An old blog from 2010…
I could kick myself
A few months ago I spent many many hours trying to perfectly align a set of "box joint hinges" for my project " A Little Cabinetree" After I finally got them working I installed them on the edges of the MDF sides and doors and then veneered over the whole works.
The only good part was that there were enough left over prototype parts that I could make a hinge for my next project from the cast-offs
Then this week I was making a tea box for a friend and when the issue of hinges came up, as it will with these boxes, I decided to try to make the hinge integral to the box.
Like this:
This has numerous advantages.:
1) It's clean. There is only one "added part" - the pin, no protrusions or bumps or screws.
2) You don't have to install it. No rebates, no unsightly gaps where the hardware had to be realigned.
3) It is automatically perfectly aligned. All you have to do is make the top and bottom the same dimensions and square and they will be perfect.
4) It's really cheap. (The price of a foot of 1/8" brass rod.)
5) It automatically stops just past 90 degrees.
6) It only takes a half hour to make them .
7) They are sooooo easy.
You get the idea. I thought back on all those hours wrestling with little blocks that didn't want to be aligned.
I would have kicked myself (If I could)
So here's how you make them…. So you can kick yourself too.
First, make up or get out whatever you use for a foolproof spacing jig, box joint jig or the like. (I made this one on the Q & D.) Use it to lay out the cuts between which the gaps will be removed.

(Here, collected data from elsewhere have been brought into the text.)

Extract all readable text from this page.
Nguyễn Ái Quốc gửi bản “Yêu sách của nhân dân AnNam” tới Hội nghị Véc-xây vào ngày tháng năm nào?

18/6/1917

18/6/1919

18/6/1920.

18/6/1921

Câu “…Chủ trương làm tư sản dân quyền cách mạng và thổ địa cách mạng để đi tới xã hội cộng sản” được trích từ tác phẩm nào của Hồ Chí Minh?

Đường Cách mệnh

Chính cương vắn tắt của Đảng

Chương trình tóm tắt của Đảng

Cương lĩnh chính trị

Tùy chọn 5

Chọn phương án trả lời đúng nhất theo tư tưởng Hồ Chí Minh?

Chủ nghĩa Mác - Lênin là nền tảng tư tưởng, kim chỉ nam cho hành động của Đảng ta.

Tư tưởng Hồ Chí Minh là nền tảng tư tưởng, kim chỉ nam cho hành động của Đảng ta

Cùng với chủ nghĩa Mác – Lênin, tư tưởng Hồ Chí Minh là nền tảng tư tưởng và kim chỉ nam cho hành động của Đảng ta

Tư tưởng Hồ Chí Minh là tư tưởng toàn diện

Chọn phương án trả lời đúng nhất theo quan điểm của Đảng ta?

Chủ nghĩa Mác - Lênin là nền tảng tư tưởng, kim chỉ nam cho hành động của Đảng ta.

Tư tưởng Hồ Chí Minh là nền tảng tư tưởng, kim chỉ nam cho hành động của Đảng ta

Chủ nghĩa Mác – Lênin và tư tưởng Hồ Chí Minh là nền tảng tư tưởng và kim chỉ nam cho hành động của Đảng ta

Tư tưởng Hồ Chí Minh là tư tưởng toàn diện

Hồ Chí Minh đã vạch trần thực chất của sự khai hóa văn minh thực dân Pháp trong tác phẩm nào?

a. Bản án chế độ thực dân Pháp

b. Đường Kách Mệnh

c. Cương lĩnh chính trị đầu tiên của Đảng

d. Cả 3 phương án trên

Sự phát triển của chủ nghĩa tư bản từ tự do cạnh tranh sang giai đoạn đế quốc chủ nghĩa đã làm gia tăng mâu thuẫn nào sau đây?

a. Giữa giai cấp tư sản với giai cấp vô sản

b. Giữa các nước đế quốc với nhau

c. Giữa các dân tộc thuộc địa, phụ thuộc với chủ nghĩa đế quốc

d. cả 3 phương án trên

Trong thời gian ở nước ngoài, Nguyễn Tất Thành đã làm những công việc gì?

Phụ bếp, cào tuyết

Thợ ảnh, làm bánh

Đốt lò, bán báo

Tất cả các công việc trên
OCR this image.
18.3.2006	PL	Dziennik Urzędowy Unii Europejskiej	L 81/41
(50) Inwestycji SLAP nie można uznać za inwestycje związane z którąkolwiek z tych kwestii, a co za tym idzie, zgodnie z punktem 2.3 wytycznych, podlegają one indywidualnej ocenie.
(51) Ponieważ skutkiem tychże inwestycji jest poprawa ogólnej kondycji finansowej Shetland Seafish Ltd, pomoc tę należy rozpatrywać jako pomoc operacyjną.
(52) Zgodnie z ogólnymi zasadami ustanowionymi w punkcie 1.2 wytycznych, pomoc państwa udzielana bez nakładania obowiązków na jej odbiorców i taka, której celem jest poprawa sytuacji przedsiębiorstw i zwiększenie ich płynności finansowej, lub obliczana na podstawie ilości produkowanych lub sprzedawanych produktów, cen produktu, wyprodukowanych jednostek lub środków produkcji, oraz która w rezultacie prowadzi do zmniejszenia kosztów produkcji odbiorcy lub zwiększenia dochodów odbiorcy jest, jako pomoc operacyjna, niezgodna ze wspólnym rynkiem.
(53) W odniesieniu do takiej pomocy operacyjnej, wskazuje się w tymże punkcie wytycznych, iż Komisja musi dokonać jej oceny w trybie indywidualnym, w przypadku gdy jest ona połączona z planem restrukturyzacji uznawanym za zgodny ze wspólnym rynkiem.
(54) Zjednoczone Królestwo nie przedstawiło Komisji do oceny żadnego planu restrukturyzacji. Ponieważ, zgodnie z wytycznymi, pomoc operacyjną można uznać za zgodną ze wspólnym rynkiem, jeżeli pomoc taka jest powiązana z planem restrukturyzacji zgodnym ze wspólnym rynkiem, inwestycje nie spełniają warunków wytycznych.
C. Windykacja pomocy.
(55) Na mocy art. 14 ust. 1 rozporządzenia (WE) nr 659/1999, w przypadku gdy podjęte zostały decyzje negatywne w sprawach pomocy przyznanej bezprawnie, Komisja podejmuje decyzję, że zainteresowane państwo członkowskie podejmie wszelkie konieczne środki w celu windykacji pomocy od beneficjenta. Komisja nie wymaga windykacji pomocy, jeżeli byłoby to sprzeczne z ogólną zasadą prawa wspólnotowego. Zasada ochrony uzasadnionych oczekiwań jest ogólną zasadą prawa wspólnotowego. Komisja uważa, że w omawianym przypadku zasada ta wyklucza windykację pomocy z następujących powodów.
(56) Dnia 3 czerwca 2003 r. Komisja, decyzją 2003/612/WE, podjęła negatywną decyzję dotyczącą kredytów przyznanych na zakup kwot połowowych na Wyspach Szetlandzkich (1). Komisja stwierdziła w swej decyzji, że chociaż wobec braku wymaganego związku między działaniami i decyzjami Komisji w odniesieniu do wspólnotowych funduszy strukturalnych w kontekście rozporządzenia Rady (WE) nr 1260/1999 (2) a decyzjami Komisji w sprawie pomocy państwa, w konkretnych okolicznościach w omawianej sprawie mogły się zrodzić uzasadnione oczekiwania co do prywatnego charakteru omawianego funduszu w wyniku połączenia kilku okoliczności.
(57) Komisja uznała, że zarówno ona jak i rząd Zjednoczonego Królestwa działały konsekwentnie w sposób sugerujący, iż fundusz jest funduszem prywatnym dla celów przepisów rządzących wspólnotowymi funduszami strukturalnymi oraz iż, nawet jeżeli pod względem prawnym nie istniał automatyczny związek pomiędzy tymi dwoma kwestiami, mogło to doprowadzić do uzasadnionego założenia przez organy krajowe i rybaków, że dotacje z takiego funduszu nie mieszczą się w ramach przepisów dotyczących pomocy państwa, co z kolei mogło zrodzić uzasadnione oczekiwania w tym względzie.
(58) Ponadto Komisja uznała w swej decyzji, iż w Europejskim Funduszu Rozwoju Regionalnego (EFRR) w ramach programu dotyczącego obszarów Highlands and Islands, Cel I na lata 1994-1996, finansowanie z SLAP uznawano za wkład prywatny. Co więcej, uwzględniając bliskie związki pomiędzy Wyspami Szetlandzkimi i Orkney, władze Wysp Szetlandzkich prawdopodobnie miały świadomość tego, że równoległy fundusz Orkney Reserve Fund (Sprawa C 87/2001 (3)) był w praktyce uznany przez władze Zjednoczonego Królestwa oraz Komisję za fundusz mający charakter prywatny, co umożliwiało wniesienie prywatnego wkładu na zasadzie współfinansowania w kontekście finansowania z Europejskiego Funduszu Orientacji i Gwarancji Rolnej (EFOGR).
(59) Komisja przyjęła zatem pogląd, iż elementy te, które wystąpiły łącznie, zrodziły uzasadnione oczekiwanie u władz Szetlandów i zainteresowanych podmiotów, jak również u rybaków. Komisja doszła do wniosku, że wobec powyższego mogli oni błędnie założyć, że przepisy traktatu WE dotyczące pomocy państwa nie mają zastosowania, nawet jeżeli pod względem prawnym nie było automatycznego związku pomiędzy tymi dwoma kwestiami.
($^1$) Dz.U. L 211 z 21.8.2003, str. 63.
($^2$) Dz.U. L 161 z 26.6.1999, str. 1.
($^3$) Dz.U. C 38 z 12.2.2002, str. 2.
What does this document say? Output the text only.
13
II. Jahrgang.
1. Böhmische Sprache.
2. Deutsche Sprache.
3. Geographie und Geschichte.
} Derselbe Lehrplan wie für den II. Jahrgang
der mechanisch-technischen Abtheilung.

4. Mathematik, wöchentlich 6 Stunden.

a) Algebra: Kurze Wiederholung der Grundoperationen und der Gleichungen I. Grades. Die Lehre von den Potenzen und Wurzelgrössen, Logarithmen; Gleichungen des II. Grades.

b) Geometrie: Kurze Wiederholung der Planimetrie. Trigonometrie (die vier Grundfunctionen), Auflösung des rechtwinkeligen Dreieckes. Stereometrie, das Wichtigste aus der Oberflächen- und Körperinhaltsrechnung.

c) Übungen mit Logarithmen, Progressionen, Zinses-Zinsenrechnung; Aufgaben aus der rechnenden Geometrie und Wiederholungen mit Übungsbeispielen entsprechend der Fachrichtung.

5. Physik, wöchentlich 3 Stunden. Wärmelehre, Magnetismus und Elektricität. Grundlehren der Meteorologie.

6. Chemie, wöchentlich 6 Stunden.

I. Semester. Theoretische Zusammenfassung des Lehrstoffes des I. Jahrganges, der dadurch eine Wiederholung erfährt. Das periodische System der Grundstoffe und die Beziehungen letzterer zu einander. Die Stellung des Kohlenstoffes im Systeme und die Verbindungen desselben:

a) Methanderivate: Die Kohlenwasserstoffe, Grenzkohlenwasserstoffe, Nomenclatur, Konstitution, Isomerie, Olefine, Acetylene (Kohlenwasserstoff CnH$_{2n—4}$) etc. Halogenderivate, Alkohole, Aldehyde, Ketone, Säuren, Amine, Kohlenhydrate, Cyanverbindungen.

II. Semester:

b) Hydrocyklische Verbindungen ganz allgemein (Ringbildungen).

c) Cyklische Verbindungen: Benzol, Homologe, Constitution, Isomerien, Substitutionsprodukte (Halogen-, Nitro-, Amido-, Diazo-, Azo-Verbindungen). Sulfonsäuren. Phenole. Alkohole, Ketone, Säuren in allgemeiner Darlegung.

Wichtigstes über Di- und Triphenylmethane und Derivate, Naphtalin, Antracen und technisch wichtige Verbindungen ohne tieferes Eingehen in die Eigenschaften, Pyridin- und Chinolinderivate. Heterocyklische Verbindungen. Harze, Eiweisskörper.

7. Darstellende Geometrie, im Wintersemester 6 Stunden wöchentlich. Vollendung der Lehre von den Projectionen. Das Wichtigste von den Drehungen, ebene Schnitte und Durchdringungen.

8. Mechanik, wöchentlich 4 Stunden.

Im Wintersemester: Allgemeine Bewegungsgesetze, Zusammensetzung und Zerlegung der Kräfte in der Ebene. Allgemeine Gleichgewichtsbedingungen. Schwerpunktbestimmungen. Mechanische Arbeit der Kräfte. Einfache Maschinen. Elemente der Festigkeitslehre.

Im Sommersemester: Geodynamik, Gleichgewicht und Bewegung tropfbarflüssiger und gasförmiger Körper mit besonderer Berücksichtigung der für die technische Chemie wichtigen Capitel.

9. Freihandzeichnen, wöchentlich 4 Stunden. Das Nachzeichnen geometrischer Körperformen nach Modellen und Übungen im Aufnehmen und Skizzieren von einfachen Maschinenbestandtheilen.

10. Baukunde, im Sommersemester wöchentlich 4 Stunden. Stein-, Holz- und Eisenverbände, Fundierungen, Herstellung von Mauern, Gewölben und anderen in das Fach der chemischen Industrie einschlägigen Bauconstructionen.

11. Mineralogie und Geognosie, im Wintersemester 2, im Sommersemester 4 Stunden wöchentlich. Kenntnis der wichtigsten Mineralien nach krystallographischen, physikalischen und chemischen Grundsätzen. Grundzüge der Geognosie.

Run a groove down the edge that will carry the pin. Cool that the pin and the saw blade are both 1/8", yes?
Round off the edges with a corner round bit on your router.
Chew out the waste areas.
Install the rod in the top part and glue in a little strip to fill in the remaining gap. Make sure you don't glue the rod to the wood. In this photo the strips are glued in oversize. They will be trimmed to the opening after the glue sets.
Then go ahead and finish making the box as you normally would. The only thing to make sure of is that the line dividing the top and bottom of box is on the centerline of the hinge pin. (Really important).
The half lap recess (if you are using a half lap) for the top to fit over is cut on the outside of the box and extends below that line. That is to say that the actual dividing line is the one you would see from the inside of the box, not the lower one you would see from the outside of the box. This is the only photo I have that shows the half lap.
Completely finish the box and as the last step install the top, glue in the fillers and carefully sand and finish them. In this case I used spalted filler pieces and made them appear to match the pieces into which they were glued. They don't really match, but the eye wants them to so they do appear to.
I used fish glue to install the last fillers so that they could be easily disassembled at any time by simply getting them wet.
You don't have to add the last filler pieces in the bottom. The hinge works exactly the same without them, and the top is removable.
Hope some of you will use this idea. I can't believe that I've actually invented it but if I did you have my blessing to use it.
It's just soooooooo darn easy !!
Thanks for looking in and good luck with your hinges.